When Walgreens announced it planned to drop the insurance it has been providing employees because of Obamacare, none other than the Washington Post hailed it as a great development for them. Those 160,000 employees would not be able to keep the plan they had if they liked it, as the president repeatedly promised. Instead, they would be “joining a growing list of large employers seeking to control costs by having employees shop for coverage in a private marketplace.” (emphasis added)
Of course, there’s nothing “private” about it. But that lie is out there, with the credibility of none other than the Washington Post behind it. Which was the point. People who don’t pay attention will now be exposed to it, and it will spread.
Developments of this sort are now commonplace. The list of companies dropping coverage or cutting hours to avoid Obamacare’s costs now number more than 300 and is growing every day.
With this growing pressure and increasing public realization of the failures of Obamacare, its proponents are getting desperate. The plan is in motion. The law is in place. No matter how much spin they put on it, this lemon seems ready to collapse at the starting line. This is leading to some unhinged behavior.
This week Sen. Harry Reid, D-Nev., called opponents of Obamacare “anarchists” for working within the normal functions of government to defund it. The president’s senior advisor, Dan Pfeiffer, said the White House is “not for negotiating with people with a bomb strapped to their chest.” Ironically, he said this Thursday, the day before the president announced he’d spoken to the president of Iran, and while he is in the midst of negotiating with Syria over chemical weapons. No to talking with Republicans, yes to Iran and Syria.

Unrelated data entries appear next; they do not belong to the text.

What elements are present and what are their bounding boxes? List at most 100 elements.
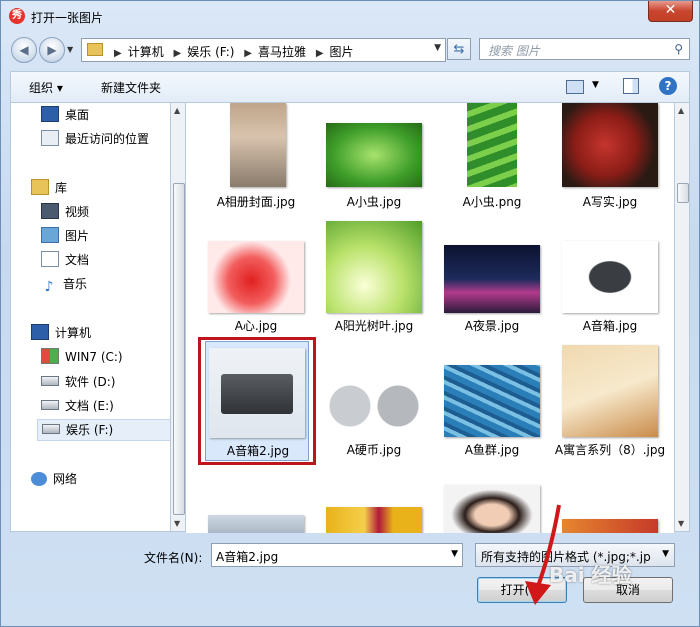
sidebar-item-label: 娱乐 (F:) xyxy=(66,423,114,437)
sidebar-item-pictures[interactable]: 图片 xyxy=(41,226,89,246)
scroll-up-icon[interactable]: ▲ xyxy=(678,106,684,115)
sidebar-item-label: 计算机 xyxy=(55,326,92,340)
arrow-left-icon: ◀ xyxy=(19,43,29,57)
sidebar-item-drive-d[interactable]: 软件 (D:) xyxy=(41,372,115,392)
search-input[interactable]: 搜索 图片 ⚲ xyxy=(479,38,690,60)
thumbnail-image xyxy=(326,381,422,431)
file-item[interactable]: A心.jpg xyxy=(200,221,312,339)
sidebar-item-label: 网络 xyxy=(53,472,78,486)
watermark-text: Bai 经验 xyxy=(549,563,632,587)
chevron-right-icon[interactable]: ▶ xyxy=(174,48,182,59)
selection-highlight-frame xyxy=(198,337,316,465)
file-name: A音箱.jpg xyxy=(582,319,638,333)
file-name: A小虫.png xyxy=(462,195,522,209)
file-item[interactable] xyxy=(318,507,430,533)
recent-pages-dropdown-icon[interactable]: ▼ xyxy=(67,45,73,54)
file-grid: A相册封面.jpg A小虫.jpg A小虫.png A写实.jpg A心.jpg… xyxy=(186,102,674,533)
drive-icon xyxy=(41,376,59,386)
filename-dropdown-icon[interactable]: ▼ xyxy=(451,549,458,559)
sidebar-item-label: 音乐 xyxy=(63,277,88,291)
window-title: 打开一张图片 xyxy=(31,11,104,25)
sidebar-item-drive-c[interactable]: WIN7 (C:) xyxy=(41,347,123,367)
desktop-icon xyxy=(41,106,59,122)
file-item[interactable]: A夜景.jpg xyxy=(436,221,548,339)
file-item[interactable]: A鱼群.jpg xyxy=(436,341,548,459)
file-type-dropdown-icon[interactable]: ▼ xyxy=(662,549,669,559)
sidebar-item-label: WIN7 (C:) xyxy=(65,350,123,364)
file-item[interactable]: A音箱.jpg xyxy=(554,221,666,339)
thumbnail-image xyxy=(467,103,517,187)
thumbnail-image xyxy=(208,515,304,533)
refresh-button[interactable]: ⇆ xyxy=(447,38,471,60)
file-name: A相册封面.jpg xyxy=(216,195,296,209)
breadcrumb: ▶ 计算机 ▶ 娱乐 (F:) ▶ 喜马拉雅 ▶ 图片 xyxy=(108,43,354,60)
breadcrumb-computer[interactable]: 计算机 xyxy=(128,45,164,59)
chevron-right-icon[interactable]: ▶ xyxy=(244,48,252,59)
sidebar-item-libraries[interactable]: 库 xyxy=(31,178,67,198)
scroll-up-icon[interactable]: ▲ xyxy=(174,106,180,115)
file-name: A写实.jpg xyxy=(582,195,638,209)
file-item[interactable]: A小虫.png xyxy=(436,103,548,221)
sidebar-item-documents[interactable]: 文档 xyxy=(41,250,89,270)
scroll-down-icon[interactable]: ▼ xyxy=(174,519,180,528)
thumbnail-image xyxy=(562,345,658,437)
address-dropdown-icon[interactable]: ▼ xyxy=(434,43,441,53)
scroll-thumb[interactable] xyxy=(173,183,185,515)
sidebar-item-label: 桌面 xyxy=(65,108,90,122)
close-button[interactable]: ✕ xyxy=(648,1,693,22)
folder-icon xyxy=(87,43,103,56)
preview-pane-icon[interactable] xyxy=(623,78,639,94)
navigation-pane-scrollbar[interactable]: ▲ ▼ xyxy=(170,102,186,532)
file-item[interactable]: A硬币.jpg xyxy=(318,341,430,459)
file-name: A硬币.jpg xyxy=(346,443,402,457)
address-bar[interactable]: ▶ 计算机 ▶ 娱乐 (F:) ▶ 喜马拉雅 ▶ 图片 ▼ xyxy=(81,38,446,62)
video-icon xyxy=(41,203,59,219)
arrow-right-icon: ▶ xyxy=(47,43,57,57)
help-icon[interactable]: ? xyxy=(659,77,677,95)
thumbnail-image xyxy=(208,241,304,313)
scroll-down-icon[interactable]: ▼ xyxy=(678,519,684,528)
change-view-icon[interactable] xyxy=(566,80,584,94)
new-folder-button[interactable]: 新建文件夹 xyxy=(101,79,161,96)
file-name: A阳光树叶.jpg xyxy=(334,319,414,333)
music-icon: ♪ xyxy=(44,279,54,295)
organize-menu-button[interactable]: 组织 ▾ xyxy=(29,79,63,96)
sidebar-item-videos[interactable]: 视频 xyxy=(41,202,89,222)
file-item[interactable]: A小虫.jpg xyxy=(318,103,430,221)
view-dropdown-icon[interactable]: ▼ xyxy=(592,80,599,90)
search-placeholder: 搜索 图片 xyxy=(488,44,540,58)
sidebar-item-label: 图片 xyxy=(65,229,90,243)
file-item[interactable]: A相册封面.jpg xyxy=(200,103,312,221)
file-name: A小虫.jpg xyxy=(346,195,402,209)
sidebar-item-drive-f[interactable]: 娱乐 (F:) xyxy=(37,419,170,441)
breadcrumb-drive-f[interactable]: 娱乐 (F:) xyxy=(187,45,234,59)
file-name: A鱼群.jpg xyxy=(464,443,520,457)
sidebar-item-computer[interactable]: 计算机 xyxy=(31,323,91,343)
file-item[interactable]: A寓言系列（8）.jpg xyxy=(554,341,666,481)
sidebar-item-recent-places[interactable]: 最近访问的位置 xyxy=(41,129,149,149)
refresh-icon: ⇆ xyxy=(453,42,465,57)
breadcrumb-pictures[interactable]: 图片 xyxy=(330,45,354,59)
file-grid-scrollbar[interactable]: ▲ ▼ xyxy=(674,102,690,532)
documents-icon xyxy=(41,251,59,267)
file-item[interactable] xyxy=(200,515,312,533)
sidebar-item-music[interactable]: ♪ 音乐 xyxy=(41,274,88,295)
library-icon xyxy=(31,179,49,195)
filename-input[interactable]: A音箱2.jpg ▼ xyxy=(211,543,463,567)
sidebar-item-label: 库 xyxy=(55,181,68,195)
sidebar-item-drive-e[interactable]: 文档 (E:) xyxy=(41,396,114,416)
back-button[interactable]: ◀ xyxy=(11,37,37,63)
pictures-icon xyxy=(41,227,59,243)
recent-places-icon xyxy=(41,130,59,146)
navigation-row: ◀ ▶ ▼ ▶ 计算机 ▶ 娱乐 (F:) ▶ 喜马拉雅 ▶ 图片 ▼ ⇆ 搜索 图片 … xyxy=(1,33,699,65)
chevron-right-icon[interactable]: ▶ xyxy=(316,48,324,59)
forward-button[interactable]: ▶ xyxy=(39,37,65,63)
breadcrumb-himalaya[interactable]: 喜马拉雅 xyxy=(258,45,306,59)
sidebar-item-network[interactable]: 网络 xyxy=(31,469,77,489)
sidebar-item-label: 最近访问的位置 xyxy=(65,132,150,146)
scroll-thumb[interactable] xyxy=(677,183,689,203)
sidebar-item-desktop[interactable]: 桌面 xyxy=(41,105,89,125)
file-item[interactable]: A写实.jpg xyxy=(554,103,666,221)
file-item[interactable]: A阳光树叶.jpg xyxy=(318,221,430,339)
chevron-right-icon[interactable]: ▶ xyxy=(114,48,122,59)
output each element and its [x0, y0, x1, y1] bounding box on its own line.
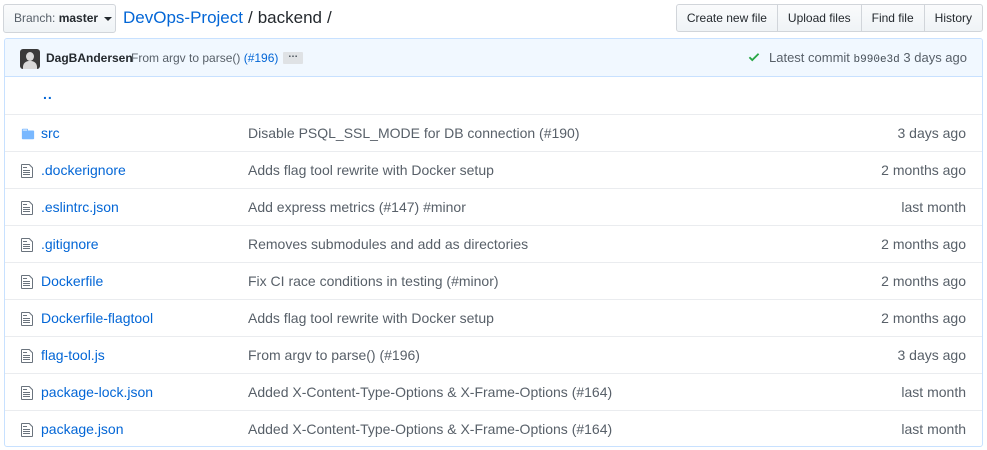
file-name-link[interactable]: .dockerignore: [41, 162, 126, 178]
file-browser: DagBAndersen From argv to parse() (#196)…: [4, 38, 983, 447]
commit-age: 3 days ago: [903, 50, 967, 65]
file-commit-message-link[interactable]: Removes submodules and add as directorie…: [248, 236, 528, 252]
file-name-link[interactable]: .eslintrc.json: [41, 199, 119, 215]
file-commit-message-link[interactable]: Adds flag tool rewrite with Docker setup: [248, 310, 494, 326]
file-name-link[interactable]: .gitignore: [41, 236, 99, 252]
branch-label: Branch:: [14, 11, 56, 25]
file-commit-age: last month: [901, 199, 966, 215]
file-icon: [20, 200, 36, 216]
file-row[interactable]: Dockerfile-flagtool Adds flag tool rewrit…: [5, 299, 982, 336]
file-icon: [20, 237, 36, 253]
breadcrumb: DevOps-Project / backend /: [123, 7, 337, 29]
file-commit-message-link[interactable]: From argv to parse() (#196): [248, 347, 420, 363]
file-row[interactable]: flag-tool.js From argv to parse() (#196) 3…: [5, 336, 982, 373]
check-icon[interactable]: [748, 50, 764, 65]
file-commit-age: last month: [901, 421, 966, 437]
file-name-link[interactable]: Dockerfile-flagtool: [41, 310, 153, 326]
file-name-link[interactable]: package.json: [41, 421, 124, 437]
file-row[interactable]: Dockerfile Fix CI race conditions in test…: [5, 262, 982, 299]
branch-select-button[interactable]: Branch: master: [3, 4, 116, 33]
upload-files-button[interactable]: Upload files: [776, 4, 862, 32]
breadcrumb-current-dir: backend: [257, 8, 322, 27]
caret-down-icon: [104, 16, 113, 21]
file-commit-age: 2 months ago: [881, 236, 966, 252]
breadcrumb-repo-link[interactable]: DevOps-Project: [123, 8, 243, 27]
latest-commit-bar: DagBAndersen From argv to parse() (#196)…: [5, 39, 982, 77]
file-icon: [20, 274, 36, 290]
file-icon: [20, 385, 36, 401]
file-commit-age: 2 months ago: [881, 162, 966, 178]
file-name-link[interactable]: src: [41, 125, 60, 141]
file-actions-group: Create new file Upload files Find file H…: [675, 4, 983, 32]
file-row[interactable]: .dockerignore Adds flag tool rewrite with…: [5, 151, 982, 188]
commit-message-link[interactable]: From argv to parse(): [131, 51, 240, 65]
history-button[interactable]: History: [923, 4, 983, 32]
branch-name: master: [58, 11, 99, 25]
folder-icon: [20, 127, 36, 143]
file-commit-age: 2 months ago: [881, 273, 966, 289]
file-name-link[interactable]: package-lock.json: [41, 384, 153, 400]
parent-directory-link[interactable]: ..: [43, 86, 53, 102]
file-commit-message-link[interactable]: Disable PSQL_SSL_MODE for DB connection …: [248, 125, 580, 141]
parent-directory-row[interactable]: ..: [5, 77, 982, 114]
expand-commit-message-button[interactable]: …: [283, 50, 303, 64]
commit-author-link[interactable]: DagBAndersen: [46, 51, 133, 65]
file-commit-message-link[interactable]: Add express metrics (#147) #minor: [248, 199, 466, 215]
file-commit-message-link[interactable]: Added X-Content-Type-Options & X-Frame-O…: [248, 384, 612, 400]
file-commit-age: 3 days ago: [897, 125, 967, 141]
commit-pr-link[interactable]: (#196): [244, 51, 279, 65]
file-commit-message-link[interactable]: Adds flag tool rewrite with Docker setup: [248, 162, 494, 178]
file-icon: [20, 163, 36, 179]
file-icon: [20, 422, 36, 438]
file-navigation: Branch: master DevOps-Project / backend / C…: [0, 0, 987, 36]
file-icon: [20, 348, 36, 364]
file-row[interactable]: package.json Added X-Content-Type-Options…: [5, 410, 982, 446]
file-row[interactable]: src Disable PSQL_SSL_MODE for DB connecti…: [5, 114, 982, 151]
file-row[interactable]: .eslintrc.json Add express metrics (#147)…: [5, 188, 982, 225]
file-row[interactable]: .gitignore Removes submodules and add as …: [5, 225, 982, 262]
commit-sha-link[interactable]: b990e3d: [854, 54, 900, 66]
file-commit-age: 3 days ago: [897, 347, 967, 363]
find-file-button[interactable]: Find file: [860, 4, 925, 32]
file-row[interactable]: package-lock.json Added X-Content-Type-Op…: [5, 373, 982, 410]
create-new-file-button[interactable]: Create new file: [675, 4, 778, 32]
breadcrumb-separator: /: [247, 8, 253, 27]
file-name-link[interactable]: Dockerfile: [41, 273, 103, 289]
commit-message: From argv to parse() (#196): [131, 51, 278, 65]
avatar[interactable]: [20, 49, 40, 69]
latest-commit-label: Latest commit: [769, 50, 850, 65]
file-commit-age: last month: [901, 384, 966, 400]
file-commit-age: 2 months ago: [881, 310, 966, 326]
file-commit-message-link[interactable]: Fix CI race conditions in testing (#mino…: [248, 273, 499, 289]
commit-meta: Latest commit b990e3d 3 days ago: [748, 50, 967, 66]
file-list: src Disable PSQL_SSL_MODE for DB connecti…: [5, 114, 982, 446]
file-name-link[interactable]: flag-tool.js: [41, 347, 105, 363]
breadcrumb-trailing-separator: /: [327, 8, 332, 27]
file-icon: [20, 311, 36, 327]
file-commit-message-link[interactable]: Added X-Content-Type-Options & X-Frame-O…: [248, 421, 612, 437]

Were the President a beer spokesman he might say, 'I don’t always associate with terrorists, but when I do, I prefer they be real terrorists and have been responsible for murdering Americans.' It’s appropriate, I suppose, because he is the “worst president in the world.”
The president himself is engaging in an ever-growing rhetorical meltdown. In his continued effort to sell Obamacare to the public, he’s been giving speeches about its virtues. Part of his rhetorical repertoire is the claim that “there's no serious evidence that the law … is holding back economic growth." The absurdity of this lie can be explained only by desperation or, as he has claimed in the cases of Fast & Furious and the IRS targeting of his political opponents, the president simply hasn’t read or seen any media stories about all the layoffs and cuts in hours.
As more of the train derails the rhetoric will become more desperate.
That’s why a one-year delay, the strategy being discussed now by Republicans, shouldn’t be pursued. A delay gives Obamacare time, and time is life. That’s why the president has delayed as many of the most egregious parts of the law. The further away from launch it collapses the more likely their plan to blame the private market is to work. Republicans should be doing what they can to speed up the inevitable collapse and suing to force the administration to have Obamacare implemented as it is written, as they wrote and passed it. After all, as they’ve been constantly reminding everyone, “It’s the law,” not “mostly the law.”
What Sen. Ted Cruz, R-Texas, did this week was invaluable in that it forced the problems the government created to the top of the consciousness of the American public (though the media is trying to undo that damage). But the collective attention span of the American people is short. In a year or two it will be forgotten. The best chance to destroy Obamacare is to get out of its way and let nature take its course.